Un metodo che, come indica padre Spadaro in un suo saggio (‘La diplomazia di Francesco. La misericordia come processo politico’), Bergoglio usa anche in campo ecumenico. Il Papa non si pone mai come un capo di stato distante, ma “anche quando intravede le difficoltà, come nelle relazioni tra Cuba e USA, per esempio, il modo in cui si china tra le parti non è mai quello delle cancellerie, ma quello del pastore che si interessa al destino del popolo”.

In Armenia ha adottato lo stesso metodo. “Era un viaggio complicato, la prima tappa del Caucaso che si chiuderà l’anno prossimo. È una regione contesa con una guerra che va avanti da anni. È riuscito a oltrepassare la distanza e a far accettare alcune cose importanti”. Alla vigilia le diplomazie non si mettevano d’accordo sulla dichiarazione comune, c’erano tanti punti delicati. “Il papa è riuscito a far approvare a sorpresa questa dichiarazione, attraverso la convivenza in comunità di tre giorni, accettando di alloggiare nel Palazzo apostolico di Sua Santità Karekin II Catholicos. Anche con il Patriarca Kyrill ha usato lo stesso metodo. Si trattava di un incontro impossibile, sognato per anni da Giovanni Paolo II. Lui ci è riuscito, semplicemente senza mettere alcuna condizione al suo interlocutore.

Qual è il rapporto tra Francesco e Benedetto XVI?

Nel viaggio di ritorno dall’Armenia, il Papa ha chiarito molte cose: non esistono un ‘Papa orante’ e un ‘Papa che guida la Chiesa’: il Papa è uno e c’è un Papa Emerito che ha un ruolo importante e moltissimi meriti.

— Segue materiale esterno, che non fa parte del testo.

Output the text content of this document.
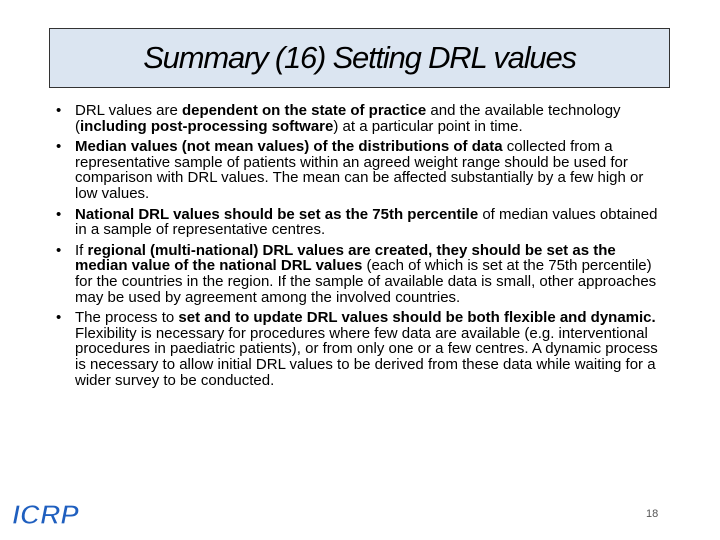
Summary (16) Setting DRL values
• DRL values are dependent on the state of practice and the available technology (including post-processing software) at a particular point in time.
• Median values (not mean values) of the distributions of data collected from a representative sample of patients within an agreed weight range should be used for comparison with DRL values. The mean can be affected substantially by a few high or low values.
• National DRL values should be set as the 75th percentile of median values obtained in a sample of representative centres.
• If regional (multi-national) DRL values are created, they should be set as the median value of the national DRL values (each of which is set at the 75th percentile) for the countries in the region. If the sample of available data is small, other approaches may be used by agreement among the involved countries.
• The process to set and to update DRL values should be both flexible and dynamic. Flexibility is necessary for procedures where few data are available (e.g. interventional procedures in paediatric patients), or from only one or a few centres. A dynamic process is necessary to allow initial DRL values to be derived from these data while waiting for a wider survey to be conducted.
ICRP	18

Primo fra tutti l’aver creato questa nuova figura del “nonno saggio in casa”. Francesco ha una grande venerazione per gli anziani, e per Benedetto un rispetto e un’ammirazione totali. Ratzinger è un uomo puro, di un’intelligenza eccezionale, e sta interpretando un ruolo difficilissimo e unico nella storia. Lui si commuove, lo abbraccia, lo ascolta. Papa Francesco vorrebbe una sua presenza pubblica più decisa, ma Benedetto preferisce vivere ritirato. Nei loro abbracci c’è sempre qualcosa di più commovente, il rapporto di paternità sembra quasi capovolgersi: Benedetto diventa più simile a un figlio”.

Alcuni criticano anche aspramente Papa Francesco perché non ha lo spessore teologico del suo predecessore…

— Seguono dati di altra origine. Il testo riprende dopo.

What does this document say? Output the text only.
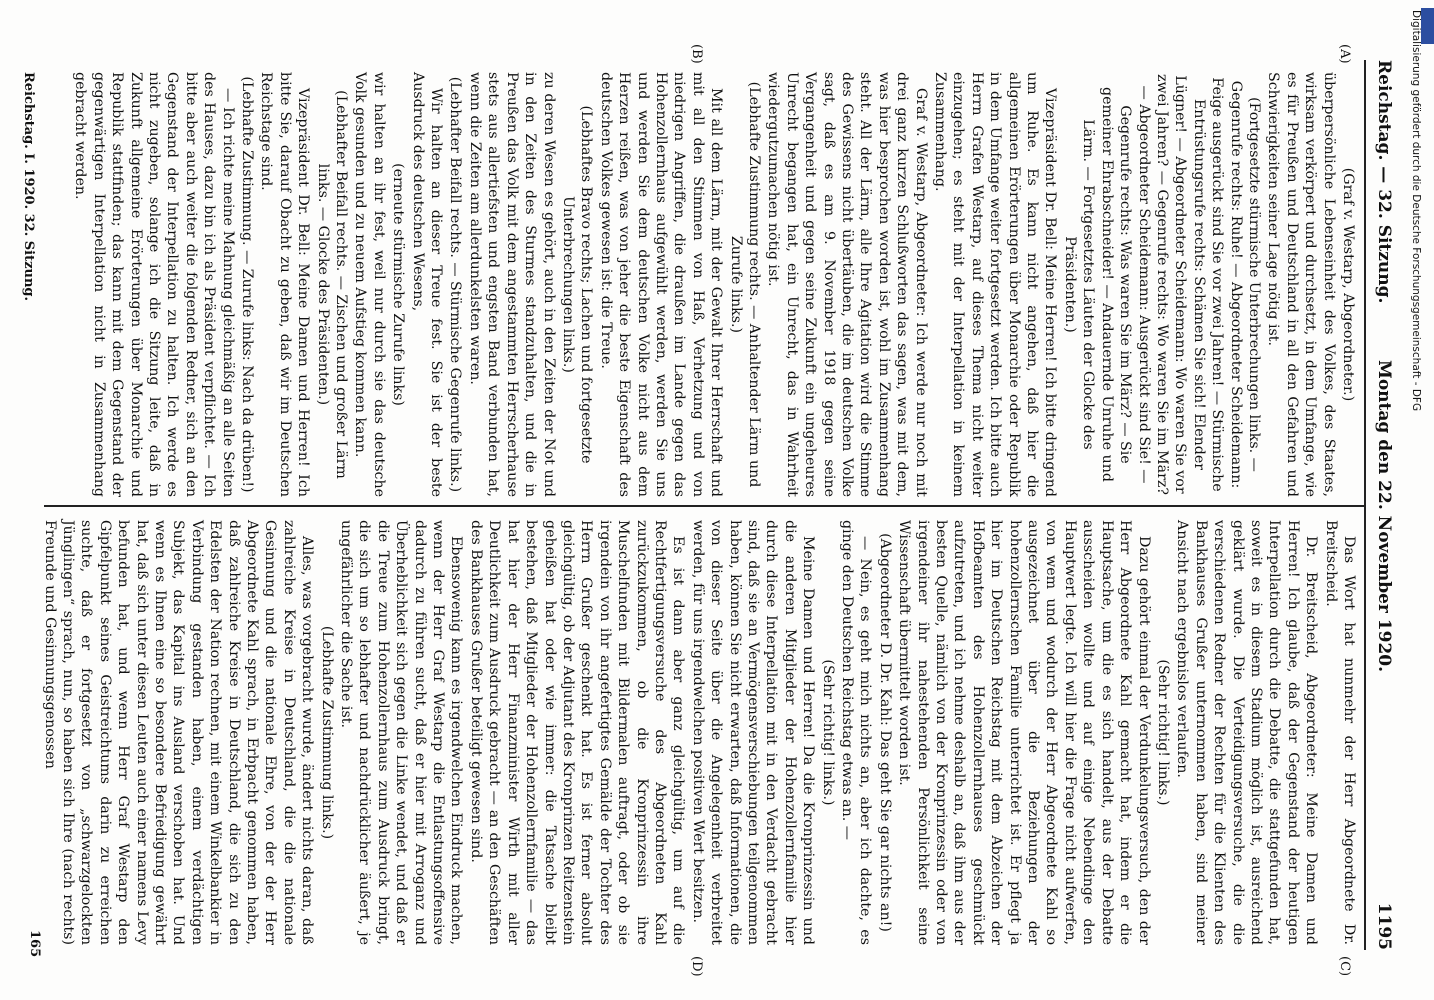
Reichstag. — 32. Sitzung.
Montag den 22. November 1920.
1195
(A)
(B)
(C)
(D)

(Graf v. Westarp, Abgeordneter.)

überpersönliche Lebenseinheit des Volkes, des Staates, wirksam verkörpert und durchsetzt, in dem Umfange, wie es für Preußen und Deutschland in all den Gefahren und Schwierigkeiten seiner Lage nötig ist.

(Fortgesetzte stürmische Unterbrechungen links. — Gegenrufe rechts: Ruhe! — Abgeordneter Scheidemann: Feige ausgerückt sind Sie vor zwei Jahren! — Stürmische Entrüstungsrufe rechts: Schämen Sie sich! Elender Lügner! — Abgeordneter Scheidemann: Wo waren Sie vor zwei Jahren? — Gegenrufe rechts: Wo waren Sie im März? — Abgeordneter Scheidemann: Ausgerückt sind Sie! — Gegenrufe rechts: Was waren Sie im März? — Sie gemeiner Ehrabschneider! — Andauernde Unruhe und Lärm. — Fortgesetztes Läuten der Glocke des Präsidenten.)

Vizepräsident Dr. Bell: Meine Herren! Ich bitte dringend um Ruhe. Es kann nicht angehen, daß hier die allgemeinen Erörterungen über Monarchie oder Republik in dem Umfange weiter fortgesetzt werden. Ich bitte auch Herrn Grafen Westarp, auf dieses Thema nicht weiter einzugehen; es steht mit der Interpellation in keinem Zusammenhang.

Graf v. Westarp, Abgeordneter: Ich werde nur noch mit drei ganz kurzen Schlußworten das sagen, was mit dem, was hier besprochen worden ist, wohl im Zusammenhang steht. All der Lärm, alle Ihre Agitation wird die Stimme des Gewissens nicht übertäuben, die im deutschen Volke sagt, daß es am 9. November 1918 gegen seine Vergangenheit und gegen seine Zukunft ein ungeheures Unrecht begangen hat, ein Unrecht, das in Wahrheit wiedergutzumachen nötig ist.

(Lebhafte Zustimmung rechts. — Anhaltender Lärm und Zurufe links.)

Mit all dem Lärm, mit der Gewalt Ihrer Herrschaft und mit all den Stimmen von Haß, Verhetzung und von niedrigen Angriffen, die draußen im Lande gegen das Hohenzollernhaus aufgewühlt werden, werden Sie uns und werden Sie dem deutschen Volke nicht aus dem Herzen reißen, was von jeher die beste Eigenschaft des deutschen Volkes gewesen ist: die Treue.

(Lebhaftes Bravo rechts; Lachen und fortgesetzte Unterbrechungen links.)

zu deren Wesen es gehört, auch in den Zeiten der Not und in den Zeiten des Sturmes standzuhalten, und die in Preußen das Volk mit dem angestammten Herrscherhause stets aus allertiefsten und engsten Band verbunden hat, wenn die Zeiten am allerdunkelsten waren.

(Lebhafter Beifall rechts. — Stürmische Gegenrufe links.)

Wir halten an dieser Treue fest. Sie ist der beste Ausdruck des deutschen Wesens,

(erneute stürmische Zurufe links)

wir halten an ihr fest, weil nur durch sie das deutsche Volk gesunden und zu neuem Aufstieg kommen kann.

(Lebhafter Beifall rechts. — Zischen und großer Lärm links. — Glocke des Präsidenten.)

Vizepräsident Dr. Bell: Meine Damen und Herren! Ich bitte Sie, darauf Obacht zu geben, daß wir im Deutschen Reichstage sind.

(Lebhafte Zustimmung. — Zurufe links: Nach da drüben!)

— Ich richte meine Mahnung gleichmäßig an alle Seiten des Hauses, dazu bin ich als Präsident verpflichtet. — Ich bitte aber auch weiter die folgenden Redner, sich an den Gegenstand der Interpellation zu halten. Ich werde es nicht zugeben, solange ich die Sitzung leite, daß in Zukunft allgemeine Erörterungen über Monarchie und Republik stattfinden; das kann mit dem Gegenstand der gegenwärtigen Interpellation nicht in Zusammenhang gebracht werden.

Das Wort hat nunmehr der Herr Abgeordnete Dr. Breitscheid.

Dr. Breitscheid, Abgeordneter: Meine Damen und Herren! Ich glaube, daß der Gegenstand der heutigen Interpellation durch die Debatte, die stattgefunden hat, soweit es in diesem Stadium möglich ist, ausreichend geklärt wurde. Die Verteidigungsversuche, die die verschiedenen Redner der Rechten für die Klienten des Bankhauses Grußer unternommen haben, sind meiner Ansicht nach ergebnislos verlaufen.

(Sehr richtig! links.)

Dazu gehört einmal der Verdunkelungsversuch, den der Herr Abgeordnete Kahl gemacht hat, indem er die Hauptsache, um die es sich handelt, aus der Debatte ausscheiden wollte und auf einige Nebendinge den Hauptwert legte. Ich will hier die Frage nicht aufwerfen, von wem und wodurch der Herr Abgeordnete Kahl so ausgezeichnet über die Beziehungen der hohenzollernschen Familie unterrichtet ist. Er pflegt ja hier im Deutschen Reichstag mit dem Abzeichen der Hofbeamten des Hohenzollernhauses geschmückt aufzutreten, und ich nehme deshalb an, daß ihm aus der besten Quelle, nämlich von der Kronprinzessin oder von irgendeiner ihr nahestehenden Persönlichkeit seine Wissenschaft übermittelt worden ist.

(Abgeordneter D. Dr. Kahl: Das geht Sie gar nichts an!)

— Nein, es geht mich nichts an, aber ich dachte, es ginge den Deutschen Reichstag etwas an. —

(Sehr richtig! links.)

Meine Damen und Herren! Da die Kronprinzessin und die anderen Mitglieder der Hohenzollernfamilie hier durch diese Interpellation mit in den Verdacht gebracht sind, daß sie an Vermögensverschiebungen teilgenommen haben, können Sie nicht erwarten, daß Informationen, die von dieser Seite über die Angelegenheit verbreitet werden, für uns irgendwelchen positiven Wert besitzen.

Es ist dann aber ganz gleichgültig, um auf die Rechtfertigungsversuche des Abgeordneten Kahl zurückzukommen, ob die Kronprinzessin ihre Muschelfunden mit Bildermalen auftragt, oder ob sie irgendein von ihr angefertigtes Gemälde der Tochter des Herrn Grußer geschenkt hat. Es ist ferner absolut gleichgültig, ob der Adjutant des Kronprinzen Reitzenstein geheißen hat oder wie immer: die Tatsache bleibt bestehen, daß Mitglieder der Hohenzollernfamilie — das hat hier der Herr Finanzminister Wirth mit aller Deutlichkeit zum Ausdruck gebracht — an den Geschäften des Bankhauses Grußer beteiligt gewesen sind.

Ebensowenig kann es irgendwelchen Eindruck machen, wenn der Herr Graf Westarp die Entlastungsoffensive dadurch zu führen sucht, daß er hier mit Arroganz und Überheblichkeit sich gegen die Linke wendet, und daß er die Treue zum Hohenzollernhaus zum Ausdruck bringt, die sich um so lebhafter und nachdrücklicher äußert, je ungefährlicher die Sache ist.

(Lebhafte Zustimmung links.)

Alles, was vorgebracht wurde, ändert nichts daran, daß zahlreiche Kreise in Deutschland, die die nationale Gesinnung und die nationale Ehre, von der der Herr Abgeordnete Kahl sprach, in Erbpacht genommen haben, daß zahlreiche Kreise in Deutschland, die sich zu den Edelsten der Nation rechnen, mit einem Winkelbankier in Verbindung gestanden haben, einem verdächtigen Subjekt, das Kapital ins Ausland verschoben hat. Und wenn es Ihnen eine so besondere Befriedigung gewährt hat, daß sich unter diesen Leuten auch einer namens Levy befunden hat, und wenn Herr Graf Westarp den Gipfelpunkt seines Geistreichtums darin zu erreichen suchte, daß er fortgesetzt von „schwarzgelockten Jünglingen“ sprach, nun, so haben sich Ihre (nach rechts) Freunde und Gesinnungsgenossen

Reichstag. I. 1920. 32. Sitzung.
165
Digitalisierung gefördert durch die Deutsche Forschungsgemeinschaft - DFG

"Non ci dobbiamo dimenticare che appartengono a due generazioni diverse: Bendetto XVI è cresciuto in un seminario preconciliare, con una preparazione molto intensa, ha attraversato la stagione conciliare e ne è stato un protagonista. Francesco ha una formazione gesuita, in America Latina, ha studiato nel dopo concilio, ha un’impostazione meno rigorosa. Ratzinger è un intellettuale unico, di caratura mondiale, è rimasto un professore e un teologo anche da Papa. Francesco è soprattutto un pastore con una grande esperienza. Si critica la sua esperienza teologica, in realtà chi lo conosce bene, sa che ha anche un grande spessore teologico, ma da quando è Papa è prima di tutto vescovo, non dimentichiamo che si è presentato come il Vescovo di Roma. Gli sta a cuore la cura della anime più di tutto".

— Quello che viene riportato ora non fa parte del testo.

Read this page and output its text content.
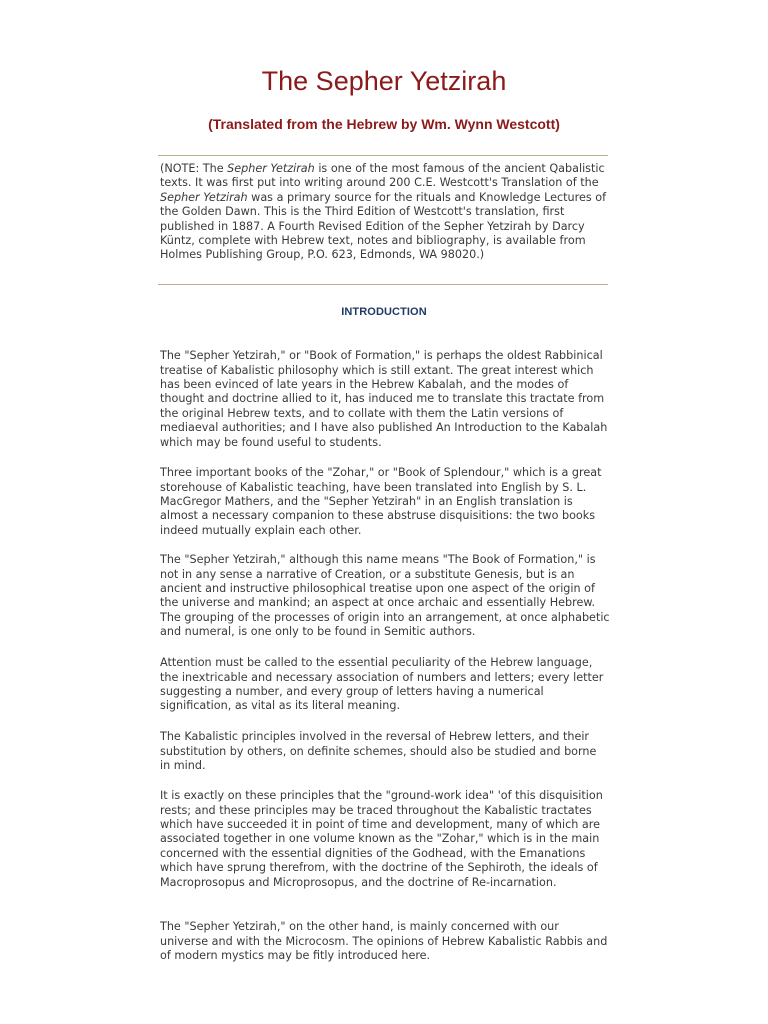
The Sepher Yetzirah
(Translated from the Hebrew by Wm. Wynn Westcott)
(NOTE: The Sepher Yetzirah is one of the most famous of the ancient Qabalistic texts. It was first put into writing around 200 C.E. Westcott's Translation of the Sepher Yetzirah was a primary source for the rituals and Knowledge Lectures of the Golden Dawn. This is the Third Edition of Westcott's translation, first published in 1887. A Fourth Revised Edition of the Sepher Yetzirah by Darcy Küntz, complete with Hebrew text, notes and bibliography, is available from Holmes Publishing Group, P.O. 623, Edmonds, WA 98020.)
INTRODUCTION

The "Sepher Yetzirah," or "Book of Formation," is perhaps the oldest Rabbinical treatise of Kabalistic philosophy which is still extant. The great interest which has been evinced of late years in the Hebrew Kabalah, and the modes of thought and doctrine allied to it, has induced me to translate this tractate from the original Hebrew texts, and to collate with them the Latin versions of mediaeval authorities; and I have also published An Introduction to the Kabalah which may be found useful to students.

Three important books of the "Zohar," or "Book of Splendour," which is a great storehouse of Kabalistic teaching, have been translated into English by S. L. MacGregor Mathers, and the "Sepher Yetzirah" in an English translation is almost a necessary companion to these abstruse disquisitions: the two books indeed mutually explain each other.

The "Sepher Yetzirah," although this name means "The Book of Formation," is not in any sense a narrative of Creation, or a substitute Genesis, but is an ancient and instructive philosophical treatise upon one aspect of the origin of the universe and mankind; an aspect at once archaic and essentially Hebrew. The grouping of the processes of origin into an arrangement, at once alphabetic and numeral, is one only to be found in Semitic authors.

Attention must be called to the essential peculiarity of the Hebrew language, the inextricable and necessary association of numbers and letters; every letter suggesting a number, and every group of letters having a numerical signification, as vital as its literal meaning.

The Kabalistic principles involved in the reversal of Hebrew letters, and their substitution by others, on definite schemes, should also be studied and borne in mind.

It is exactly on these principles that the "ground-work idea" 'of this disquisition rests; and these principles may be traced throughout the Kabalistic tractates which have succeeded it in point of time and development, many of which are associated together in one volume known as the "Zohar," which is in the main concerned with the essential dignities of the Godhead, with the Emanations which have sprung therefrom, with the doctrine of the Sephiroth, the ideals of Macroprosopus and Microprosopus, and the doctrine of Re-incarnation.

The "Sepher Yetzirah," on the other hand, is mainly concerned with our universe and with the Microcosm. The opinions of Hebrew Kabalistic Rabbis and of modern mystics may be fitly introduced here.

Cosa significa per te questo Giubileo e cosa chiede ai cristiani?

"È un’occasione enorme per la nostra conversione. Per me vedere un pontefice che porta questa carezza della Chiesa a tutti, capace di amare come una madre, è qualcosa di unico. Abbiamo bisogno di vivere il cristianesimo in modo meno clericale e il papa lo sta facendo, giorno dopo giorno. Per noi è l’occasione per imparare questa Misericordia, che non è altro che l’essenzialità del Vangelo, la risposta del Padre. Possiamo imparare tanto semplicemente dalle opere di misericordia. Anche il suggerimento a commuoverci per l’altro, al nostro bisogno di lacrime, ci aiuta ad abbandonare questo ego enorme, tipico della nostra epoca, vivendo coi nostri vicini e i nostri colleghi, cercando di capire il loro bisogno e di vivere cercando questa prossimità”.